Encryption Key Rotation
To rotate INSTANCE_ENCRYPTION_KEY, use the built-in migration utility:
import asyncio
from app.core.secrets.key_rotation import rotate_encryption_key
asyncio.run(rotate_encryption_key(
old_key="<current-key>",
new_key="<new-key>",
))
This re-encrypts all Fernet-encrypted data (instance DB URLs and export config credentials) in a single database transaction.
Log Scrubbing
All secret values are automatically scrubbed from application logs.
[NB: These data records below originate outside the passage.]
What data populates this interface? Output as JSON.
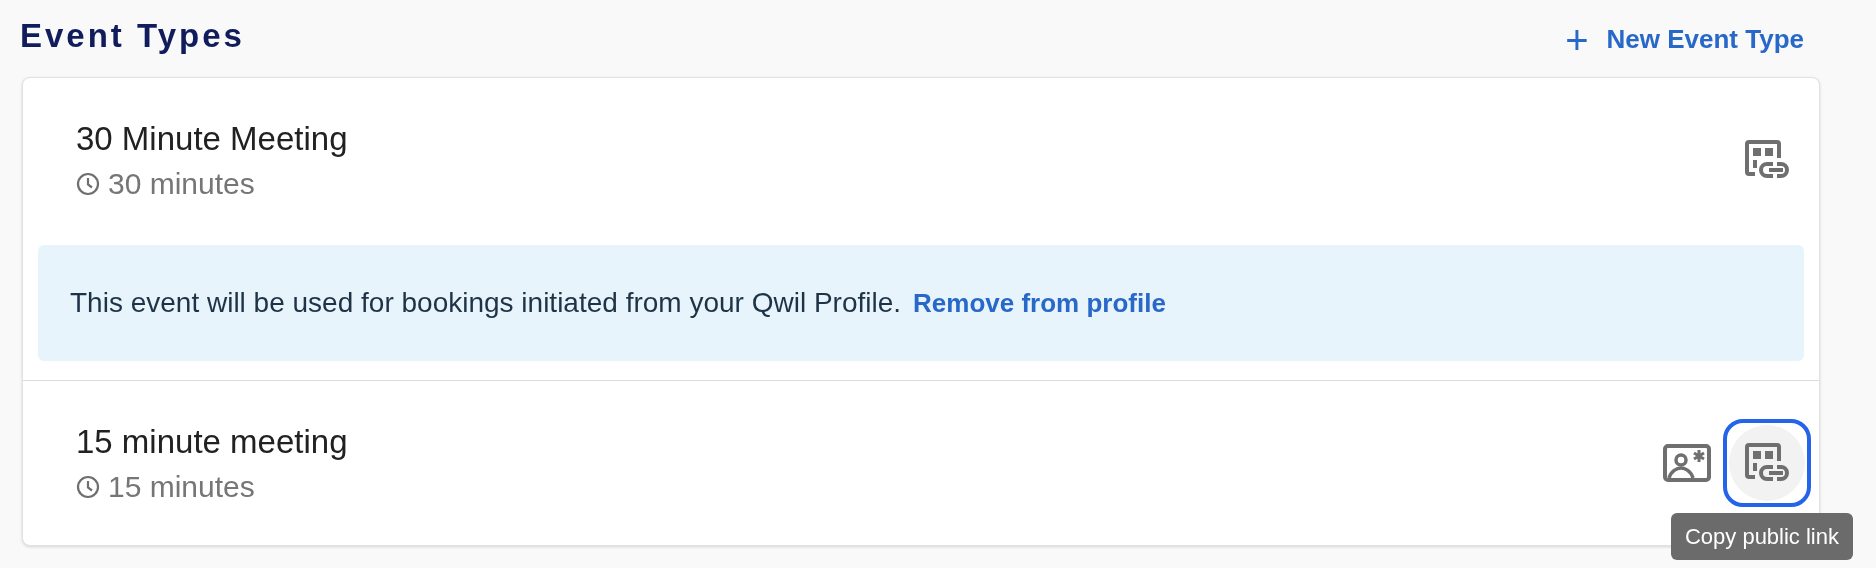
{
  "header": {
    "title": "Event Types",
    "new_button": {
      "icon": "+",
      "label": "New Event Type"
    }
  },
  "events": [
    {
      "name": "30 Minute Meeting",
      "duration": "30 minutes",
      "profile_notice": {
        "text": "This event will be used for bookings initiated from your Qwil Profile.",
        "link": "Remove from profile"
      },
      "set_profile_button": false,
      "copy_link_focused": false
    },
    {
      "name": "15 minute meeting",
      "duration": "15 minutes",
      "set_profile_button": true,
      "copy_link_focused": true,
      "tooltip": "Copy public link"
    }
  ]
}
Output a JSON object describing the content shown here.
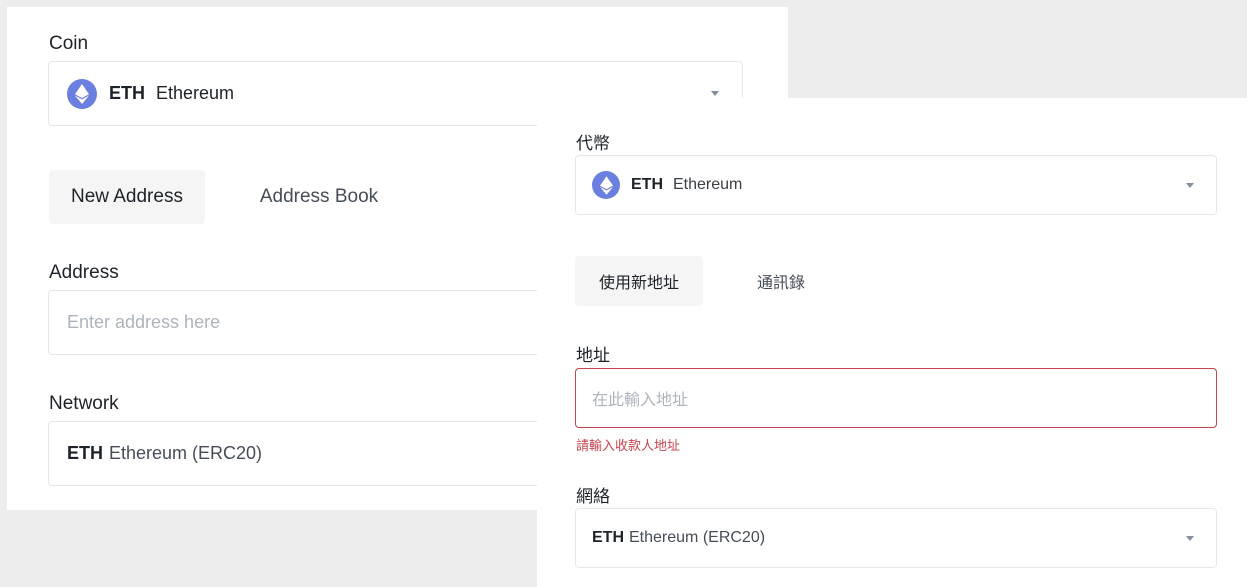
{
  "en": {
    "coin_label": "Coin",
    "coin": {
      "symbol": "ETH",
      "name": "Ethereum"
    },
    "tabs": [
      {
        "label": "New Address",
        "active": true
      },
      {
        "label": "Address Book",
        "active": false
      }
    ],
    "address_label": "Address",
    "address_placeholder": "Enter address here",
    "network_label": "Network",
    "network": {
      "symbol": "ETH",
      "name": "Ethereum (ERC20)"
    }
  },
  "zh": {
    "coin_label": "代幣",
    "coin": {
      "symbol": "ETH",
      "name": "Ethereum"
    },
    "tabs": [
      {
        "label": "使用新地址",
        "active": true
      },
      {
        "label": "通訊錄",
        "active": false
      }
    ],
    "address_label": "地址",
    "address_placeholder": "在此輸入地址",
    "address_error": "請輸入收款人地址",
    "network_label": "網絡",
    "network": {
      "symbol": "ETH",
      "name": "Ethereum (ERC20)"
    }
  },
  "colors": {
    "page_background": "#ededed",
    "panel_background": "#ffffff",
    "eth_icon": "#6b7fe0",
    "error": "#c9434f",
    "active_tab_background": "#f5f5f5"
  },
  "icons": {
    "coin": "ethereum-icon",
    "dropdown": "chevron-down-icon"
  }
}
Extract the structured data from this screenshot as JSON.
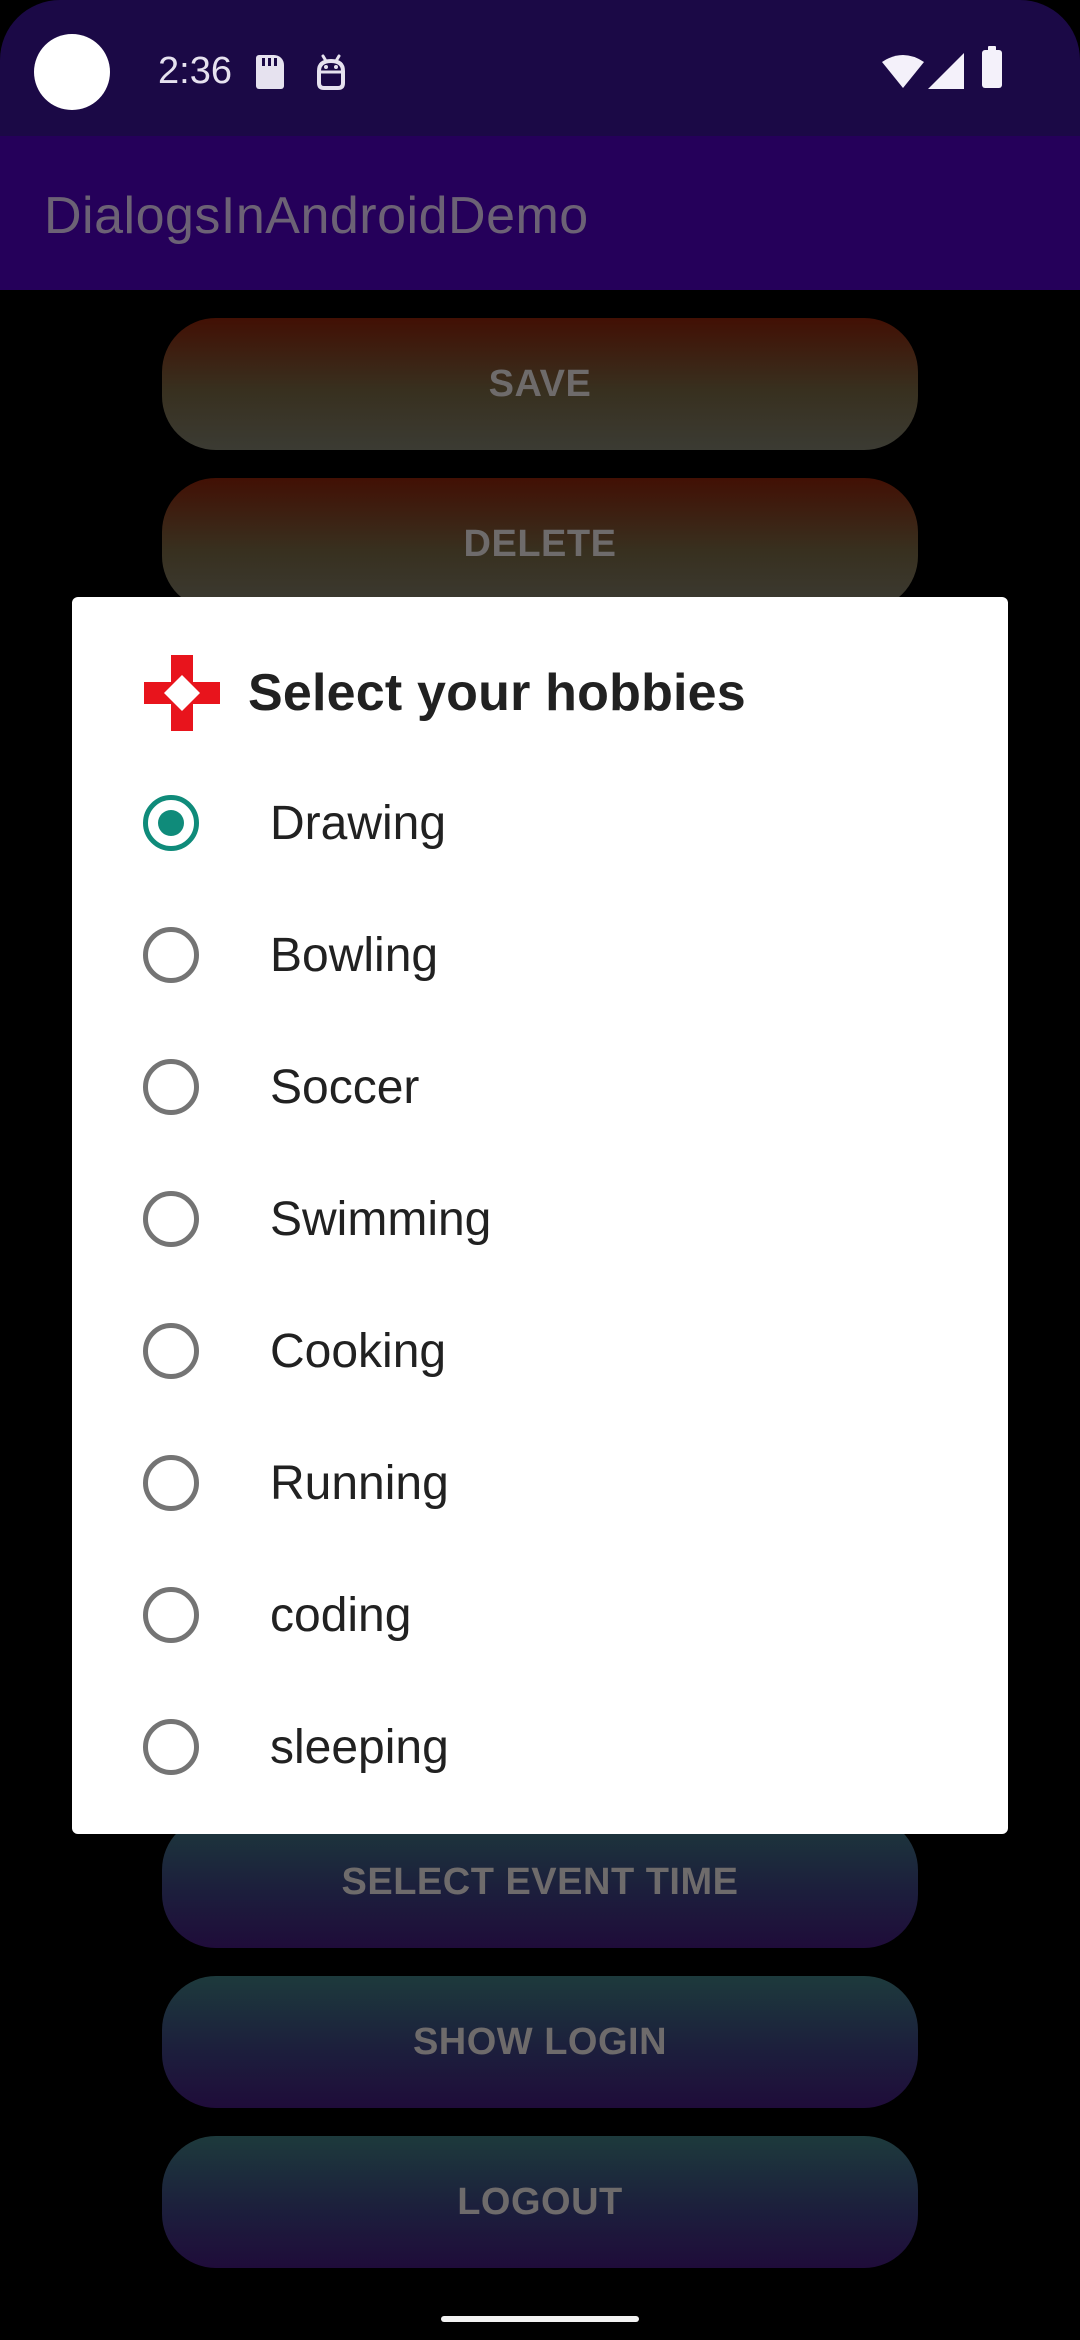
{
  "status_bar": {
    "time": "2:36",
    "icons": [
      "camera-hole",
      "sd-card-icon",
      "android-icon",
      "wifi-icon",
      "signal-icon",
      "battery-icon"
    ]
  },
  "app_bar": {
    "title": "DialogsInAndroidDemo"
  },
  "buttons": {
    "save": "SAVE",
    "delete": "DELETE",
    "select_event_time": "SELECT EVENT TIME",
    "show_login": "SHOW LOGIN",
    "logout": "LOGOUT"
  },
  "dialog": {
    "icon": "red-cross-icon",
    "title": "Select your hobbies",
    "selected_index": 0,
    "options": [
      {
        "label": "Drawing",
        "checked": true
      },
      {
        "label": "Bowling",
        "checked": false
      },
      {
        "label": "Soccer",
        "checked": false
      },
      {
        "label": "Swimming",
        "checked": false
      },
      {
        "label": "Cooking",
        "checked": false
      },
      {
        "label": "Running",
        "checked": false
      },
      {
        "label": "coding",
        "checked": false
      },
      {
        "label": "sleeping",
        "checked": false
      }
    ]
  },
  "colors": {
    "status_bar": "#1b0946",
    "app_bar": "#25005a",
    "radio_checked": "#0f8b7a",
    "icon_red": "#e8141c"
  }
}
Any log event containing a known secret value will have it replaced with ***.
Architecture
┌──────────────────────┐
│ SecretProvider │ ← Strategy pattern
│ (abstract base) │
└──────────┬───────────┘
│
┌──────┼──────┬─────────────┐
▼ ▼ ▼ ▼
.env Vault AWS SM GCP SM
The SECRETS_BACKEND setting selects which provider is used. Only one backend is active at a time. The selected provider's SDK is loaded lazily, so unused providers don't add import overhead.